QUINCY — Catholic parishioners in and around Quincy gathered Wednesday night for a special mass to remember Pope Emeritus Benedict XVI, who died on New Year’s Eve.
Born Joseph Ratzinger, Benedict was elected Pope on April 19, 2005, just three days after his 78th birthday. He became the first Pope from Germany in nearly a millennia, and when he resigned in 2013, he was the first Pope to take that step in 598 years.
St. Francis Solanus was one of the churches marking the passing with the Mass of Repose for the soul of Pope Benedict XVI on Wednesday. Father Steven Arisman said that Benedict’s acceptance to the position as the head of the church was a remarkable step for a man ready for a quiet life.

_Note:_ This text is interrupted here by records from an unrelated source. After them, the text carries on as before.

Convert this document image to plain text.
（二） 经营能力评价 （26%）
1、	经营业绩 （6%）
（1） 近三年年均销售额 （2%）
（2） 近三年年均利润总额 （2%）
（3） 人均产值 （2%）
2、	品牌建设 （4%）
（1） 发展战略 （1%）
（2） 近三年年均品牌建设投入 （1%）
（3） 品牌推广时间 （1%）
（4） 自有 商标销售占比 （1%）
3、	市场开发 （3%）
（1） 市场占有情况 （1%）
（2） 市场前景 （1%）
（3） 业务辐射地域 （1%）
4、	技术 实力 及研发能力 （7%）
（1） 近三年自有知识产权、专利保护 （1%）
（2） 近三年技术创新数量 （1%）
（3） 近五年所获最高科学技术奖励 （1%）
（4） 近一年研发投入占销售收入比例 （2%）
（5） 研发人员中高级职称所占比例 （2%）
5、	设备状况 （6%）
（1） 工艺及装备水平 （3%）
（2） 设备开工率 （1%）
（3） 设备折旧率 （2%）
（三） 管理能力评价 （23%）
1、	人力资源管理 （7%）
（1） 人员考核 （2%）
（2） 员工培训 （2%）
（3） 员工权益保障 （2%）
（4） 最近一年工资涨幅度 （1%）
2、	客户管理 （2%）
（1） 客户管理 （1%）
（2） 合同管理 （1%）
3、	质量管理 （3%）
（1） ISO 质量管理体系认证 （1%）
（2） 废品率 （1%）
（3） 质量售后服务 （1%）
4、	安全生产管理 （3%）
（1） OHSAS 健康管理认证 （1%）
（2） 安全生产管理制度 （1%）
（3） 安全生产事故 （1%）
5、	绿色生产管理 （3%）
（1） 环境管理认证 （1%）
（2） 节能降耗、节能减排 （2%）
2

He had wanted to retire before he was elected Pope,” Arisman said. “It’s profound, to me, that a man who was ready to retire was humble enough to step up when he was called on by the Church. The fact that he said yes when he just wanted to relax at 78. Who could blame him for wanting that?”
William Mueller was one of the parishioners in attendance. Mueller, a resident of St. Louis, has been in town for the holidays with family.
“Pope Benedict always seemed like a down-to-Earth guy, and I liked that,” he said. “He was passionate about his positions, but he never seemed overbearing about anything.”
Arisman said he heard about Benedict’s life before he became Pope from friends that lived in Rome at the time.
“People I knew that lived in Rome were always impressed with him,” he said. “Before he was Pope, they would run into him riding the buses. He took the bus most everywhere he went.”
That grounded personality, along with his heritage, were a few of the things that Arisman said made him easier to connect with for local Catholics.
“I think people loved him because of his German heritage,” Arisman said. “He was a beer-drinking guy, and you can’t go wrong with that in Quincy. I love the photos of him as the Holy Father holding a giant stein of beer. We’re far more than our German heritage here, of course, but it’s something that makes him so relatable to us here.”
Arisman said Benedict’s successor, Pope Francis, called Benedict the grandpa of the Church following his retirement.
“It will be sad now to have our Grandpa gone,” Arisman said.
Masses in memory of Pope Emeritus Benedict XVI were held Wednesday at St. Anthony and Blessed Sacrament churches along with St. Francis. St. Rose of Lima’s mass for Benedict was scheduled for 7 a.m. Thursday.